Goldfinger, he’s the man, the man with the Midas touch!
When it comes to Syria, President Obama and his staff would have us believe he’s an infallible political Midas, a leader with golden policies who is never responsible for failure. In that regard, President Obama’s Syria strategy is similar to the golf strategy of another Midas: Goldfinger, the antagonist of the legendary James Bond movie. Just as Goldfinger drops another ball if his first shot fails, President Obama always has another excuse for his flailing Syria strategy. If one strategic gambit fails, he simply blames someone else and swings again, hoping for the best.
Consider, for example, how White House spokesman Josh Earnest reacted to last week’s implosion of the administration’s rebel-training program. Rather than accept responsibility, Earnest claimed that the rebels could never have been successful anyway. Reliance on the rebels, Earnest said, “is something that our critics will have to answer for.” Think on this petulant absurdity. The administration spent years of planning and hundreds of millions of dollars on a training program that, as of last week, was defined by “four or five” rebels. It’s as stark a failure as one might imagine, but in the administration’s eyes, its critics are to blame. Unfortunately, the “four or five” debacle is only the latest incarnation of President Obama’s long-running Syria tragedy. The round actually began in August 2013. Having prevaricated on the Syrian civil war for years, only in August 2013 was President Obama forced to act. And only when Bashar al-Assad was caught gassing his people and eviscerating an explicit American red line.

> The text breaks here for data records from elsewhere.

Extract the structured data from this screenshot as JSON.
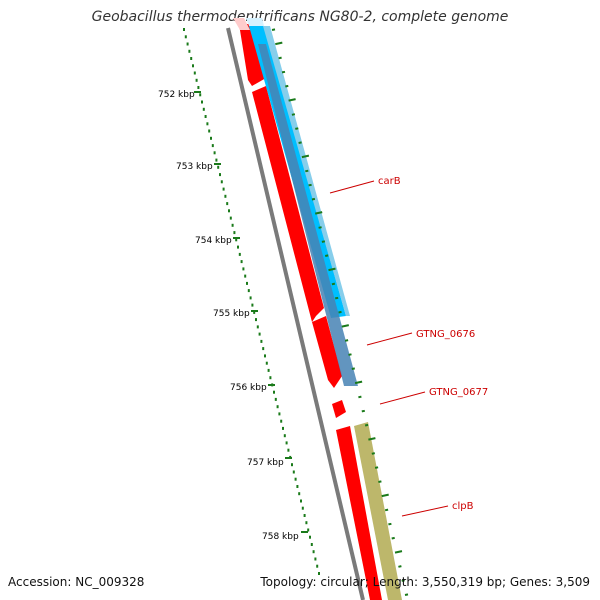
{
  "title": "Geobacillus thermodenitrificans NG80-2, complete genome",
  "accession_text": "Accession: NC_009328",
  "summary_text": "Topology: circular; Length: 3,550,319 bp; Genes: 3,509",
  "ruler": {
    "unit": "kbp",
    "labels": [
      "752 kbp",
      "753 kbp",
      "754 kbp",
      "755 kbp",
      "756 kbp",
      "757 kbp",
      "758 kbp"
    ],
    "color": "#1a7a1a"
  },
  "genes": [
    {
      "name": "carB",
      "color": "#cc0000"
    },
    {
      "name": "GTNG_0676",
      "color": "#cc0000"
    },
    {
      "name": "GTNG_0677",
      "color": "#cc0000"
    },
    {
      "name": "clpB",
      "color": "#cc0000"
    }
  ],
  "colors": {
    "backbone": "#7a7a7a",
    "forward_cds": "#ff0000",
    "reverse_cds_light": "#00bfff",
    "reverse_cds_dark": "#4682b4",
    "reverse_cds_olive": "#bdb76b",
    "label": "#cc0000"
  }
}
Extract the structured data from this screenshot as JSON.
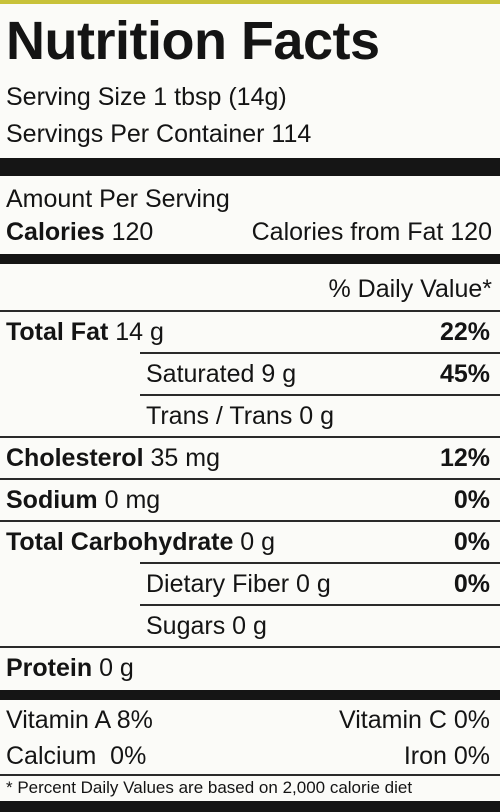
{
  "title": "Nutrition Facts",
  "serving_size": "Serving Size 1 tbsp (14g)",
  "servings_per_container": "Servings Per Container 114",
  "amount_per_serving": "Amount Per Serving",
  "calories": {
    "label": "Calories",
    "value": "120"
  },
  "calories_from_fat": "Calories from Fat 120",
  "daily_value_header": "% Daily Value*",
  "nutrients": [
    {
      "name": "Total Fat",
      "amount": "14 g",
      "daily_value": "22%",
      "indent": false
    },
    {
      "name": "Saturated",
      "amount": "9 g",
      "daily_value": "45%",
      "indent": true
    },
    {
      "name": "Trans / Trans",
      "amount": "0 g",
      "indent": true
    },
    {
      "name": "Cholesterol",
      "amount": "35 mg",
      "daily_value": "12%",
      "indent": false
    },
    {
      "name": "Sodium",
      "amount": "0 mg",
      "daily_value": "0%",
      "indent": false
    },
    {
      "name": "Total Carbohydrate",
      "amount": "0 g",
      "daily_value": "0%",
      "indent": false
    },
    {
      "name": "Dietary Fiber",
      "amount": "0 g",
      "daily_value": "0%",
      "indent": true
    },
    {
      "name": "Sugars",
      "amount": "0 g",
      "indent": true
    },
    {
      "name": "Protein",
      "amount": "0 g",
      "indent": false
    }
  ],
  "vitamins": [
    [
      "Vitamin A 8%",
      "Vitamin C 0%"
    ],
    [
      "Calcium  0%",
      "Iron 0%"
    ]
  ],
  "footnote": "* Percent Daily Values are based on 2,000 calorie diet"
}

Except that President Obama didn’t act. Instead, he agreed to a WMD Ponzi deal brokered by President Putin. As I wrote at the time, the deal’s enforcement mechanism — the reprisal if Assad continued to use WMDs — was telling. “Measures: diplomatic speak for something short of something.” And since then, the “measures” for Assad’s noncompliance have been measured only in tens of thousands of dead Syrians.
Ultimately however, the real issue here isn’t that President Obama doesn’t have a Syria policy, but that his policy is one of defining drift and disinterest. I say defining, because the administration’s strategic unseriousness over Syria is now so profound that it has infected the U.S. military bureaucracy. As Sarah Westwood reports at the Washington Examiner, military whistleblowers are going public to air their concerns about politically sanitized intelligence. Moreover, as Eli Lake and Josh Rogin note at Bloomberg View, even President Obama’s Syria “czar,” retired general John Allen, has had enough of the White House’s dysfunction. Still, I suspect things will soon get worse in Syria. The Islamic State has metastasized from the Middle East to Asia to Africa. Today, Europe and America are at significant risk. But it gets worse. Sensing President Obama’s waltz of confusion over Syria — and his corollary unwillingness to confront their imperial agenda — Russia and Iran are throwing fuel on the sectarian fire of broader conflict in the Middle East. The chaos is spreading.
Of course, this isn’t to say that Republicans can simply criticize President Obama without offering their own alternative strategies to resolve the Syrian civil war. The need for realistic alternatives is crucial (here’s mine) for both intellectual and moral reasons. Nevertheless, President Obama and his staff must reflect on the limits of their Goldfinger strategy. After all, these days, it doesn’t take James Bond to recognize that the White House is trying to cheat reality.